On the other hand, the methods described are rooted in descriptive geometry, and the math "works." Elsewhere you've speculated that the text was deliberately misleading in order to mess up competitors, but I don't think this could be true after learning something about the compagnons de devoir and their ideals.
Anyway, you comment that AB is not the height off the plate. There are two things going on here. One is that the roof line in the elevation is lower than that in the rendering at the top of the page. Someone got confused over whether or not there was roofing material or trim involved, or something, but in any event, that's just the way it is. The whole developed plan is consistent with the height AB in the elevation. Also, the "devers de pas" are constructed on a "virtual plate" that is at the intersection of the rafter and the wall, a bit above the real plate.
The height AB is used to draw FO above the center line of the plan. That is used to construct a side view of the valley rafter lying on the roof: D is the intersection of the lucarne roof line with the main roof. The slope of the roof and the rafter width are used to establish E in the plan view, and C in plan is just D.
It's true that the rendering is of the valley rafter cross section in the roof "herse" is screwed up, but this is engraving confusion. The sauterelle method does work to produce the correct angles on the square face of the rafter (as verified in Blender).
I'd be interested to hear your thoughts on the value of these methods, assuming that they can be deciphered :)
Thanks,
Tim
Tim,
ReplyDeletemany thanks for your detailed comment. I see from your profile that you are skilled in computer graphics and have an interest in French, and live in France, so you have some good background for tackling Mazerolle.
I haven't looked at that drawing in many months and am working on other drawings at the moment, however I will revisit the drawing in light of your comments and see what I can see.
A certain amount of my exasperation in regards to that drawing had already been 'pre-loaded', so to speak, by struggling for many months with the treteau drawing.
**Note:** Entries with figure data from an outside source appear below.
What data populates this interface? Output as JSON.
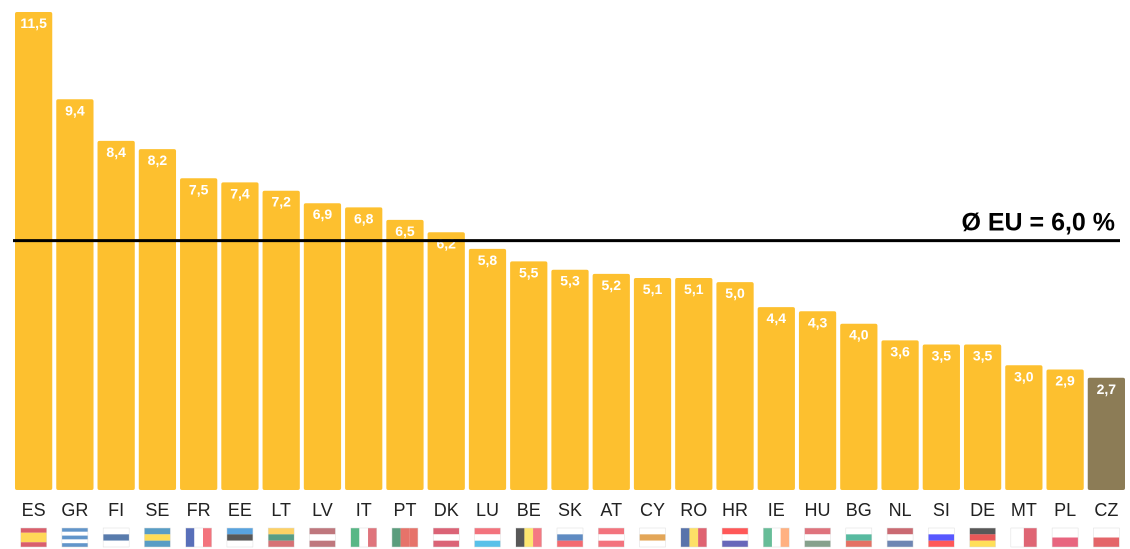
{
  "chart_data": {
    "type": "bar",
    "categories": [
      "ES",
      "GR",
      "FI",
      "SE",
      "FR",
      "EE",
      "LT",
      "LV",
      "IT",
      "PT",
      "DK",
      "LU",
      "BE",
      "SK",
      "AT",
      "CY",
      "RO",
      "HR",
      "IE",
      "HU",
      "BG",
      "NL",
      "SI",
      "DE",
      "MT",
      "PL",
      "CZ"
    ],
    "values": [
      11.5,
      9.4,
      8.4,
      8.2,
      7.5,
      7.4,
      7.2,
      6.9,
      6.8,
      6.5,
      6.2,
      5.8,
      5.5,
      5.3,
      5.2,
      5.1,
      5.1,
      5.0,
      4.4,
      4.3,
      4.0,
      3.6,
      3.5,
      3.5,
      3.0,
      2.9,
      2.7
    ],
    "value_labels": [
      "11,5",
      "9,4",
      "8,4",
      "8,2",
      "7,5",
      "7,4",
      "7,2",
      "6,9",
      "6,8",
      "6,5",
      "6,2",
      "5,8",
      "5,5",
      "5,3",
      "5,2",
      "5,1",
      "5,1",
      "5,0",
      "4,4",
      "4,3",
      "4,0",
      "3,6",
      "3,5",
      "3,5",
      "3,0",
      "2,9",
      "2,7"
    ],
    "colors": [
      "#fdc02f",
      "#fdc02f",
      "#fdc02f",
      "#fdc02f",
      "#fdc02f",
      "#fdc02f",
      "#fdc02f",
      "#fdc02f",
      "#fdc02f",
      "#fdc02f",
      "#fdc02f",
      "#fdc02f",
      "#fdc02f",
      "#fdc02f",
      "#fdc02f",
      "#fdc02f",
      "#fdc02f",
      "#fdc02f",
      "#fdc02f",
      "#fdc02f",
      "#fdc02f",
      "#fdc02f",
      "#fdc02f",
      "#fdc02f",
      "#fdc02f",
      "#fdc02f",
      "#8c7c56"
    ],
    "ylim": [
      0,
      11.5
    ],
    "reference_line": {
      "value": 6.0,
      "label": "Ø EU = 6,0 %",
      "color": "#000000"
    }
  }
}
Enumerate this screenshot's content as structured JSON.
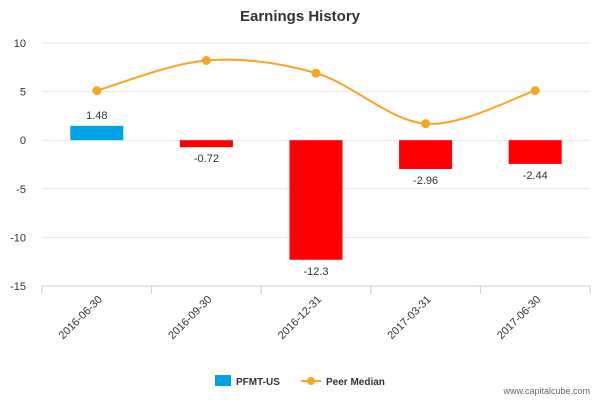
{
  "chart_data": {
    "type": "bar",
    "title": "Earnings History",
    "xlabel": "",
    "ylabel": "",
    "ylim": [
      -15,
      10
    ],
    "yticks": [
      10,
      5,
      0,
      -5,
      -10,
      -15
    ],
    "categories": [
      "2016-06-30",
      "2016-09-30",
      "2016-12-31",
      "2017-03-31",
      "2017-06-30"
    ],
    "series": [
      {
        "name": "PFMT-US",
        "kind": "bar",
        "values": [
          1.48,
          -0.72,
          -12.3,
          -2.96,
          -2.44
        ],
        "labels": [
          "1.48",
          "-0.72",
          "-12.3",
          "-2.96",
          "-2.44"
        ],
        "color_positive": "#00a2e8",
        "color_negative": "#ff0000"
      },
      {
        "name": "Peer Median",
        "kind": "line",
        "values": [
          5.1,
          8.2,
          6.9,
          1.7,
          5.1
        ],
        "color": "#f5a623"
      }
    ],
    "legend_position": "bottom-center"
  },
  "credit": "www.capitalcube.com"
}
So, when I started finding more errors in the first lucarne drawing, I was more predisposed to conclude that it was more screwed up. work on subsequent lucarnes in that book only reinforced that idea.
The ideals of the compagnons de devoir are I'm sure without reproach, however some of the errors in that text are so egregious that I have to wonder how they could have been made. In particular, when it comes to the treteau, the leg with a tenon axially rotated 90˚ from where it should be, and the perspective view of one of the long side braces being an inside-out mirror image of the correct piece.
Like you, I place many of the errors as a result of copying and engraving goof ups. More than I would have expected to find, I will say that.
Have a go at the next lucarne, the one on a bias, pgs. 56~7, and let me know (by email) if you can construct the molding profile wrapping around the wall plate and on around the gable as the book is showing. I would be delighted/astonished to find that it is possible!
Looking forward to hearing back from you. Take care,
Chris